At IBM, Mercier is an associate partner for IBM Global Business Services (GBS)’s Retail Center of Competence, and helps retailers transform their business and their industry through products, solutions and best practices. In this role, Mercier travels extensively to meet with retailers around the world, specializing in those that operate across multiple channels – in-store, online, through mobile devices, etc. – and enabling them to provide consumers a seamless experience whenever they interact with the retailer’s brand.
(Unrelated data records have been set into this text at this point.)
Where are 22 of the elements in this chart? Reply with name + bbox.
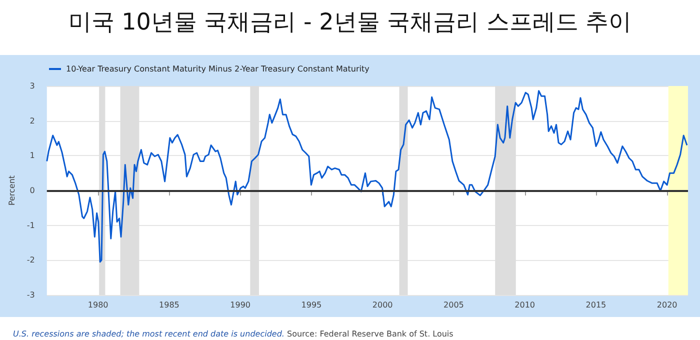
y-axis-title: Percent <box>8 175 16 206</box>
y-tick-label: 1 <box>30 151 35 160</box>
text: U.S. recessions are shaded; the most recent end date is undecided. <box>13 330 284 338</box>
y-tick-label: -3 <box>26 290 35 300</box>
chart-title: 미국 10년물 국채금리 - 2년물 국채금리 스프레드 추이 <box>68 10 632 36</box>
x-tick-label: 1995 <box>301 300 322 310</box>
y-tick-label: 3 <box>30 82 35 90</box>
y-tick-label: 0 <box>30 186 35 195</box>
y-tick-label: -1 <box>26 220 35 230</box>
x-tick-label: 2000 <box>372 300 393 310</box>
x-tick-label: 2005 <box>444 300 464 310</box>
legend-label: 10-Year Treasury Constant Maturity Minus 2-Year Treasury Constant Maturity <box>66 64 370 74</box>
x-tick-label: 2020 <box>656 300 678 310</box>
x-tick-label: 2015 <box>586 300 606 310</box>
x-tick-label: 1985 <box>159 300 180 310</box>
x-tick-label: 2010 <box>514 300 536 310</box>
y-tick-label: 2 <box>30 116 35 126</box>
y-tick-label: -2 <box>26 256 35 265</box>
x-tick-label: 1980 <box>88 300 108 310</box>
line-series <box>46 90 688 263</box>
source-note: Source: Federal Reserve Bank of St. Louis <box>287 330 454 338</box>
x-tick-label: 1990 <box>230 300 251 310</box>
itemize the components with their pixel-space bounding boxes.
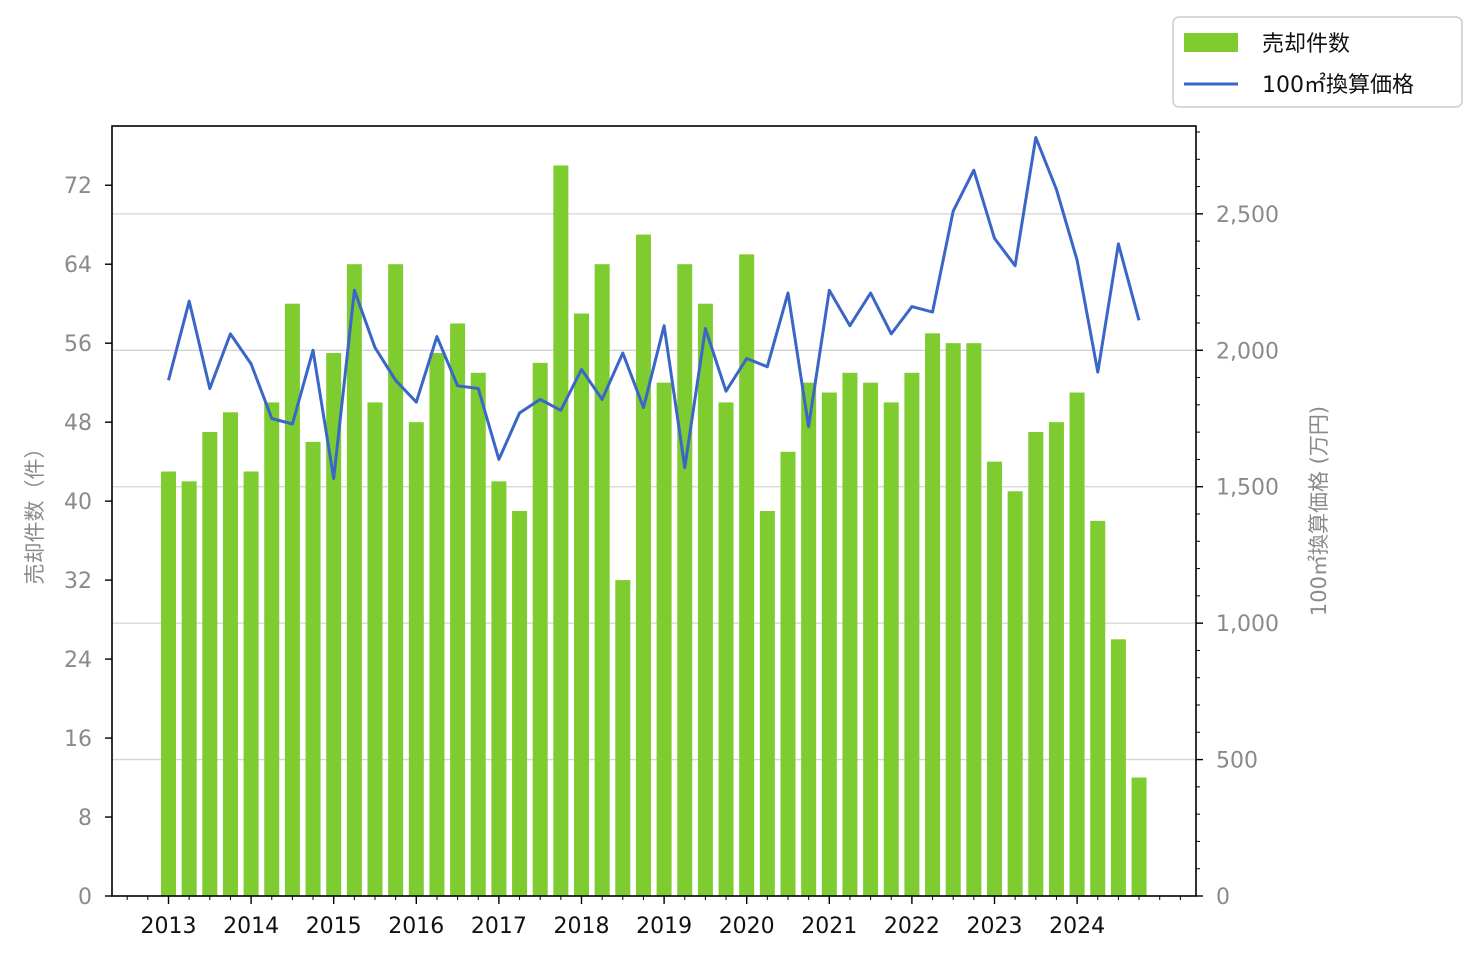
- y-right-tick-label: 500: [1216, 749, 1258, 774]
- bar: [532, 362, 548, 896]
- y-right-tick-label: 1,500: [1216, 476, 1279, 501]
- bar: [491, 481, 507, 896]
- bar: [677, 264, 693, 896]
- x-tick-label: 2020: [719, 914, 775, 939]
- y-left-tick-label: 72: [64, 174, 92, 199]
- y-left-tick-label: 8: [78, 806, 92, 831]
- x-tick-label: 2013: [141, 914, 197, 939]
- price-line: [167, 136, 1141, 480]
- y-left-tick-label: 32: [64, 569, 92, 594]
- y-left-tick-label: 48: [64, 411, 92, 436]
- bar: [470, 372, 486, 896]
- legend-label-line: 100㎡換算価格: [1262, 72, 1414, 98]
- y-left-tick-label: 16: [64, 727, 92, 752]
- axes: 0 8 16 24 32 40 48 56 64 72 0 500 1,000 1,500 2,000 2,5…: [64, 125, 1279, 939]
- bar: [780, 451, 796, 896]
- y-left-tick-label: 40: [64, 490, 92, 515]
- bar: [1131, 777, 1147, 896]
- bar: [904, 372, 920, 896]
- plot-frame: [111, 125, 1197, 897]
- bar: [574, 313, 589, 897]
- bar: [739, 254, 755, 897]
- x-tick-label: 2023: [967, 914, 1023, 939]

Omni-channel is the only channel
Retailers need to ensure that their brand is consistent whether online or in the store. However, many retailers are still operating their e-commerce departments as totally separate divisions. That’s got to change, Mercier says, particularly as retailers look to capture the massive opportunity presented by mobile shopping.
Mobile commerce among consumers is soaring, growing 43 percent in the fourth quarter of 2012, according to the IBM Retail Online Index. However, mobile shopping isn’t just about offering clients a mobile app, says Mercier. Many consumers aren’t especially interested in using specialized shopping applications from their favorite stores. In fact, a recent IBM survey of 26,000 people found that a mere 3 percent of respondents use retailers’ mobile applications.
“Consumers want to shop on their own terms, on their preferred platforms,” Mercier says. “It’s essential that retailers’ web sites are fully optimized for tablets, smart phones and any other mobile device that a consumer wants to use. The longer it takes to load a site or process a payment, the chances of a sale drop significantly.”
Retail is detail
One of Mercier’s early mentors taught him that “Retail is detail.” When working to deliver on consumers’ extremely high expectations for fantastic products, personalization and convenience, the devil is in the details, says Mercier.
In order to show their customers that they know them, retailers must make use of Big Data to develop marketing tactics that enable them to “narrowcast” to individuals. Mercier holds up examples from the casino industry that are getting this right. Their business models are built on data, using knowledge about a guest’s previous visit to make them a repeat customer.
Retailers must now employ the same tactics. But that’s not as easy as it sounds, Mercier says. There are cultural, financial and organizational barriers to making it happen. Some of these can be broken down by new technology models like cloud computing, which would enable a retailer to more affordably provide access to data across their organization. However, this challenge can’t be solved with technology alone.
“This is no longer a discussion with just the CIO,” Mercier says. “This is now a discussion with the CEO, the CMO, and the entire leadership team. We are at a new crossroads in retail, the corner of technology and service. Our ability to enable retailers to blend these together and create an unparalleled shopping experience is our opportunity.”
The store as dead give-away
At the start of every project with a client, Mercier will spend a full three to five days in their store. “Everything you need or want to know about how well a fashion apparel brand is being run can be seen in an individual store,” he says. “Stores are the microcosm of everything good and bad about a fashion company.”
Mercier compares a store to a book with chapters: a story needs to develop as a customer progresses through the store. Brands that do this successfully keep customers engaged.
As the president of maternity brand Japanese Weekend, Mercier implemented targeted marketing practices tailored to customers’ due dates. Given their target customer would only need maternity wear for a short period, he worked to make Japanese Weekend customers brand evangelists that would recommend the line to their pregnant friends.
Experiences like these enable Mercier to work so effectively with his clients today. “I speak their language,” he says. “I’ve sat in that chair and I know the challenges it brings.”